As the market matures, however, larger organizations will increasingly realize the competitive value of going deeper than front-end integration. Few vendors at this
point offer their own complete front-to-back-end portal integration product — and beware of those that claim they do. For this kind of solution it would be wise to investigate a vendor’s partnership network and prepare oneself for a long implementation.

One so-called “portal infrastructure” provider is Verity. Offering “Portal One” as an out-of-the-box solution, Verity provides “connectors” for integration at the presentation level.

But with a background in full text search and knowledge management software, Verity tends to push for deeper integration using “gateways” that tie enterprise systems tightly together, allowing for the kind of searching the company specializes in. Verity also offers an extensive partnership network to round off a portal solution in areas that exceed its core competencies.

The level of integration that best serves an organization can only be decided on a case-by-case basis. Where the very notion of an EIP may face organizational skepticism, it may be best to start with an out-of-the-box solution that has the flexibility to grow as its value becomes apparent. And unless your enterprise is already fully dependent on a specific software vendor, beware of portal solutions that depend too heavily on proprietary application or e-business frameworks. This would be counter to the future direction of EIPs in general.

The Future

The time is coming when increased use of Web services will change the way EIPs are made and operate. Already, many EIPs are using XML to a great extent because of its increased interoperability. With the standardization of SOAP and a growing level of comfort with distributed Web services, the very notion of applications and application servers is becoming increasingly abstracted.

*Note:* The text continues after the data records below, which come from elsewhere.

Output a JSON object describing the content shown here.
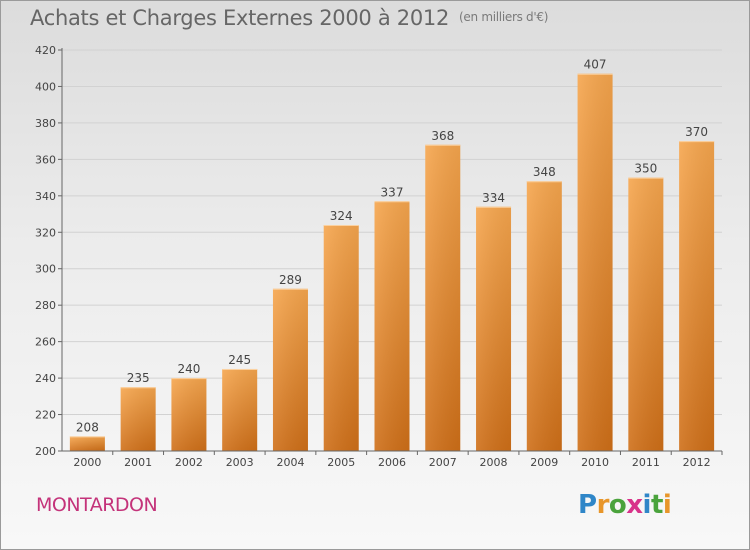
{
  "title": "Achats et Charges Externes 2000 à 2012",
  "unit": "(en milliers d'€)",
  "location": "MONTARDON",
  "logo": {
    "text": "Proxiti",
    "letters": [
      {
        "ch": "P",
        "color": "#2f86c8"
      },
      {
        "ch": "r",
        "color": "#e8962a"
      },
      {
        "ch": "o",
        "color": "#4aa33c"
      },
      {
        "ch": "x",
        "color": "#d8338a"
      },
      {
        "ch": "i",
        "color": "#2f86c8"
      },
      {
        "ch": "t",
        "color": "#4aa33c"
      },
      {
        "ch": "i",
        "color": "#e8962a"
      }
    ]
  },
  "colors": {
    "bar_top": "#f6a64e",
    "bar_bottom": "#cf6f18",
    "grid": "#d2d2d2",
    "axis": "#666666",
    "text": "#444444"
  },
  "chart_data": {
    "type": "bar",
    "categories": [
      "2000",
      "2001",
      "2002",
      "2003",
      "2004",
      "2005",
      "2006",
      "2007",
      "2008",
      "2009",
      "2010",
      "2011",
      "2012"
    ],
    "values": [
      208,
      235,
      240,
      245,
      289,
      324,
      337,
      368,
      334,
      348,
      407,
      350,
      370
    ],
    "title": "Achats et Charges Externes 2000 à 2012",
    "xlabel": "",
    "ylabel": "",
    "ylim": [
      200,
      420
    ],
    "yticks": [
      200,
      220,
      240,
      260,
      280,
      300,
      320,
      340,
      360,
      380,
      400,
      420
    ],
    "grid": true,
    "data_labels": true
  }
}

Thanks to the widespread adoption of workable Internet standards, traditional concerns over operating system interoperability are now being thwarted. Applications themselves will be pieced together by components or Web services to create individualized applications on the fly.

This makes the Enterprise Information Portal a vital piece of business software — now and for the future. With a focus on integrating applications, services, and information, EIPs make sense out of the vast wealth of corporate information and provide users with both a manageable window to the enterprise and a powerful tool for making the decisions that will keep the enterprise competitive.

Patrick Fitzgerald is a consultant for TechMetrix Research, a Boston analyst firm focused on e-business application development that is a subsidiary of SQLI of Europe.